Why would the discovery of proof of extraterrestrial life be threatening to some people? How might it affect how we consider our identity, our ideas about being human?
Lucy holds the codex and the flash drive. What does each signify for humanity? How are they alike and how do they differ? How might they change the world? Why would someone want to murder to keep the contents of both the codex and the flash drive secret?
How does Lucy’s background as an art therapist help her in dealing with Adam? Why does he insist on calling her Eve? How do Naslund’s characters compare to the characters in the Biblical Genesis story? What propels Lucy and Adam to finally leave Eden? Should they have stayed?
Describe the Eden of Adam & Eve. If you could create your own paradise, what would it be like? In what way is this Eden a paradise for Lucy? What about Adam? What happens when a third person, Riley, appears in Eden? What about the feral boy?
Are religion and science truly as opposed as some people try to make them appear?
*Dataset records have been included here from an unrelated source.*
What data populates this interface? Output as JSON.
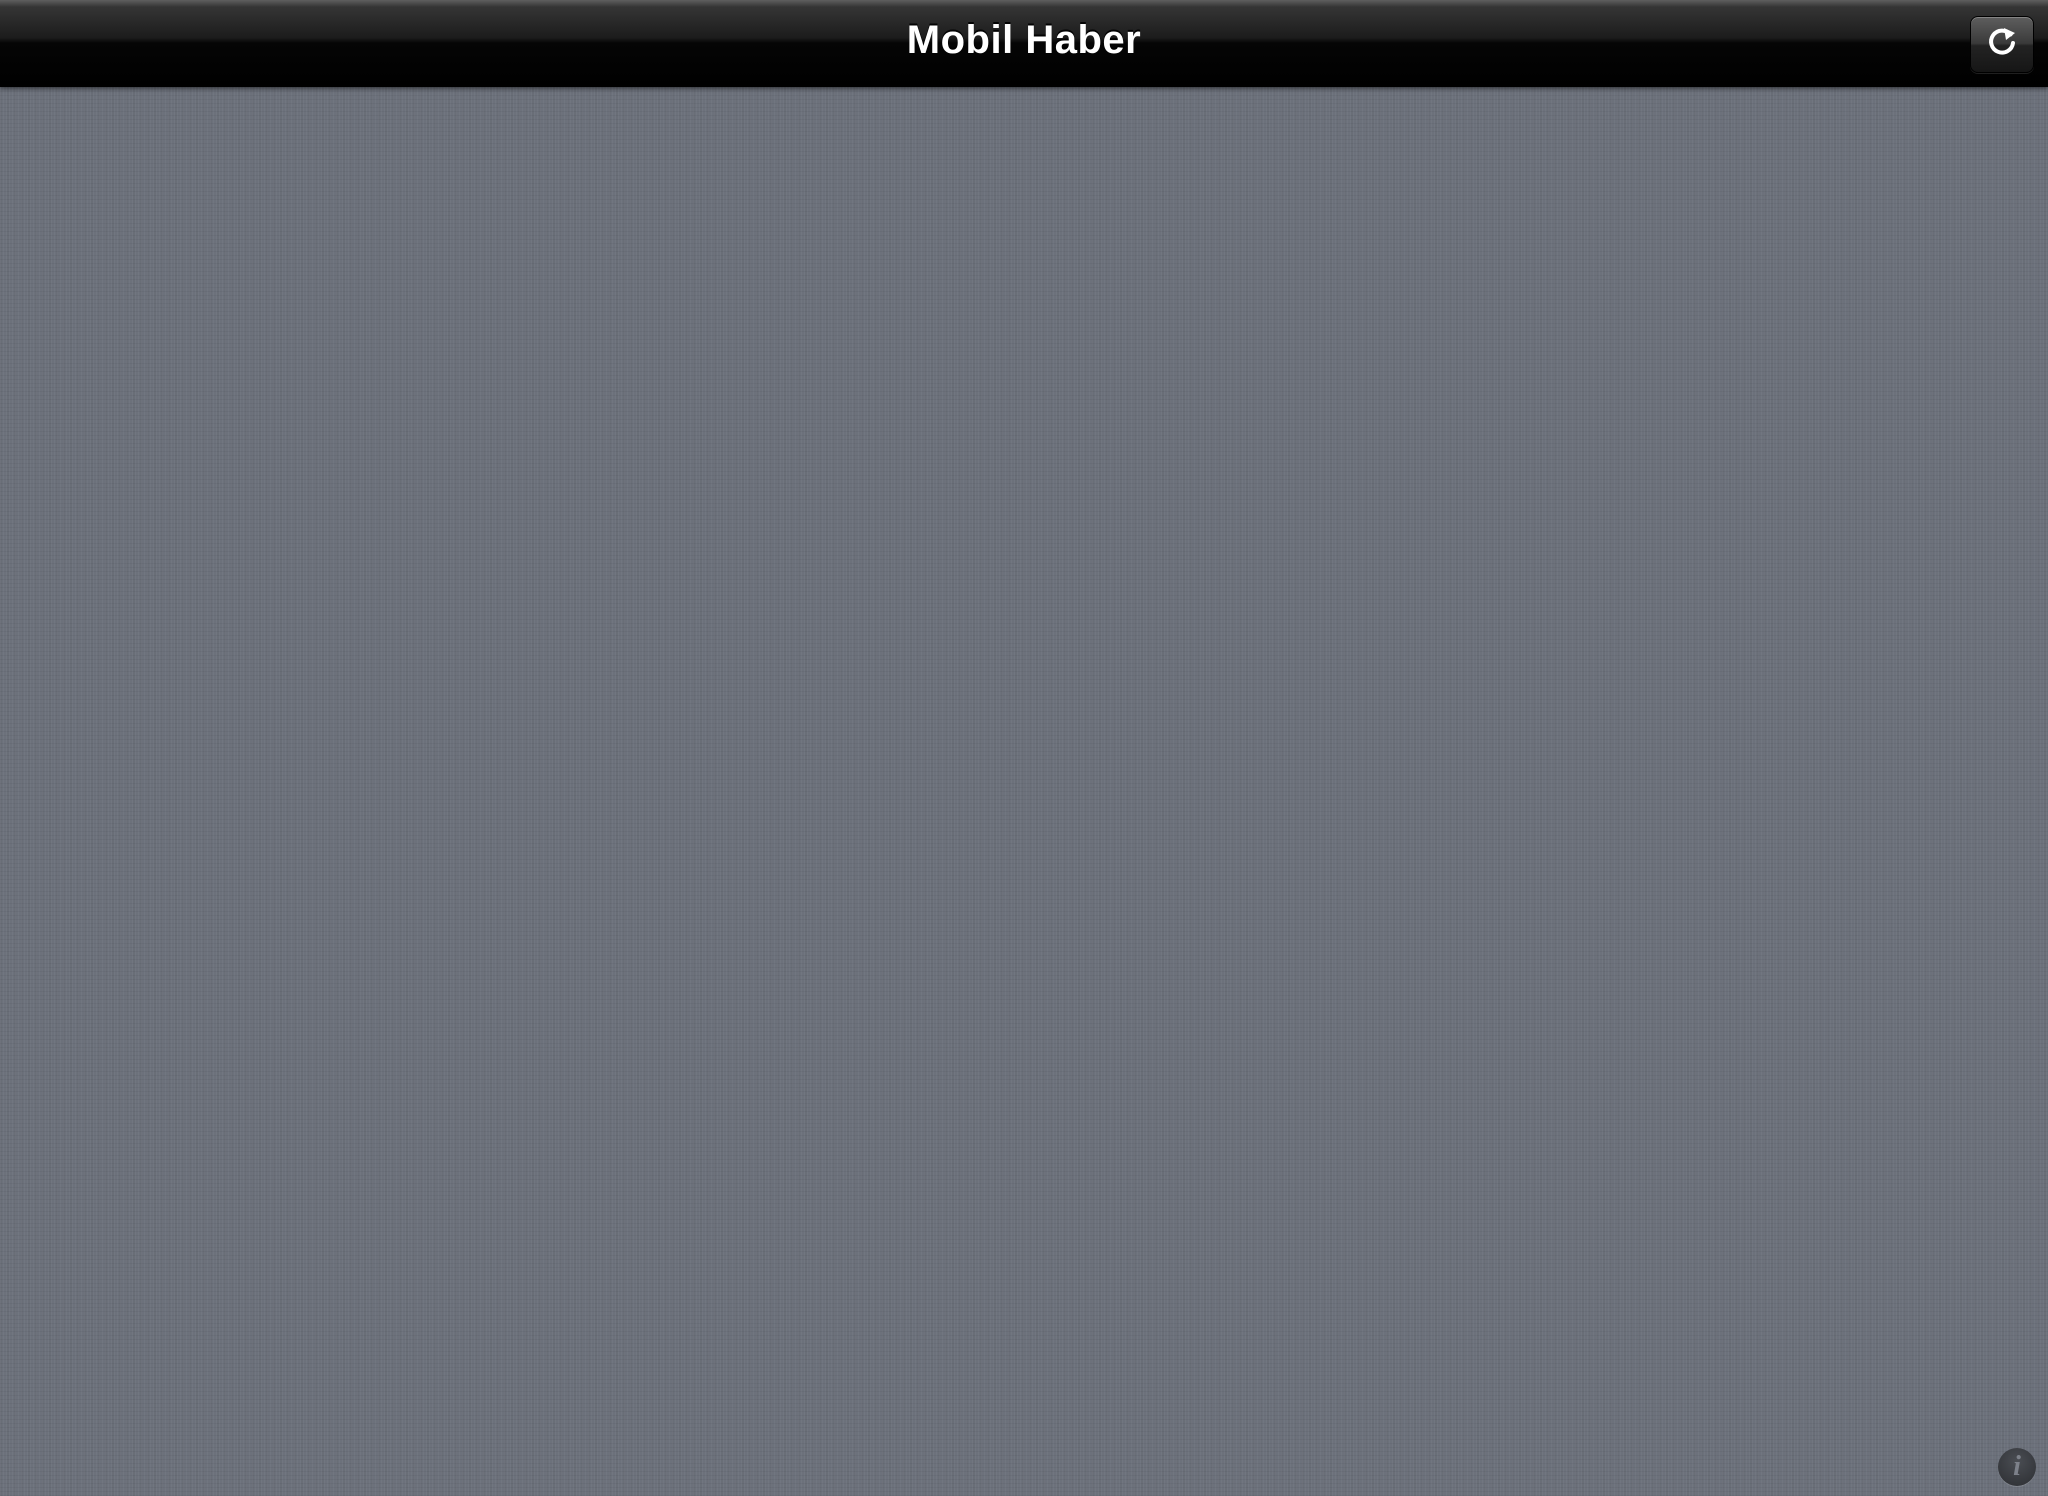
{
  "navbar": {
    "title": "Mobil Haber",
    "refresh_icon": "refresh-icon"
  },
  "footer": {
    "info_icon_glyph": "i",
    "info_icon": "info-icon"
  },
  "colors": {
    "background": "#6c717b",
    "navbar": "#000000",
    "title_text": "#ffffff"
  }
}
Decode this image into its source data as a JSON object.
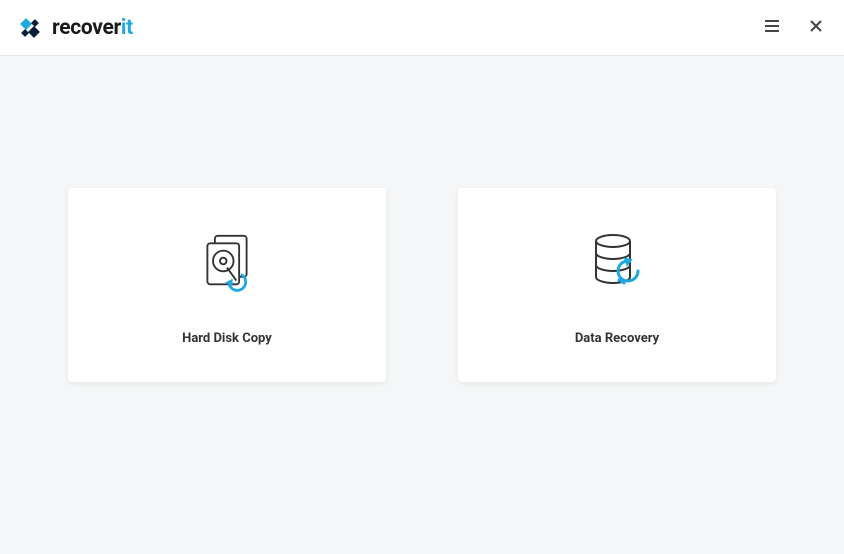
{
  "app": {
    "brand_prefix": "recover",
    "brand_accent": "it"
  },
  "cards": {
    "hard_disk_copy": {
      "label": "Hard Disk Copy"
    },
    "data_recovery": {
      "label": "Data Recovery"
    }
  },
  "colors": {
    "accent": "#1fa8e0",
    "icon_stroke": "#333"
  }
}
How would the key characters answer this question? After they have come through their ordeal would Adam insist, as some people do, that science contradicts religion or that science merely contradicts certain ways of perceiving religion and of reading sacred books? How do you feel that religion and science relate to each other?
In Adam & Eve, Perpetuity is a group of “protectors of faith” comprised of literalist Jews, right-wing Christians, and Muslim extremists. Why do some religious people submit to the mindset of various extremists? What drives a zealotry that fosters man’s inhumanity to man? Pierre Saad tells Lucy, “If the Jews, the Christians, the Muslims learn nothing new about their own origins—the mutual origins of their religions—we will have another world war. There will not be enough humanists or people of simple reason to stop them. Each faith will call it a Holy War, and the carnage, the bloodshed of the Medieval Crusades and the more recent European Holocaust will pale in comparison.” Do you agree with Pierre’s outlook? Are we headed for a “Holy War? How can we stop it? Why is so much bloodshed tied to religion?
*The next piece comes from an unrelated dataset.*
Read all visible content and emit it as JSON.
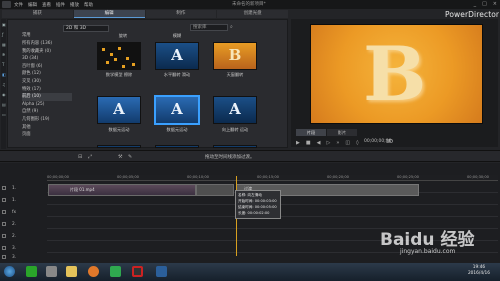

When they get to France, Pierre shows Lucy and Adam the rare cave paintings that were the first human drawings ever discovered. What do the drawings signify? What is their role in Naslund’s story? How do they relate to the codex and to the flash drive that Lucy carries?
Late in the novel Lucy remarks, “We must not repeat Cain and Abel billions of times. Sin was the joint failure of Adam and Eve to teach their sons the sacredness of life.” Is she correct? Is violence—not disobedience, or knowledge of good and evil, or lust—”original sin?” What do you think of as original sin or as a universal root of human imperfection?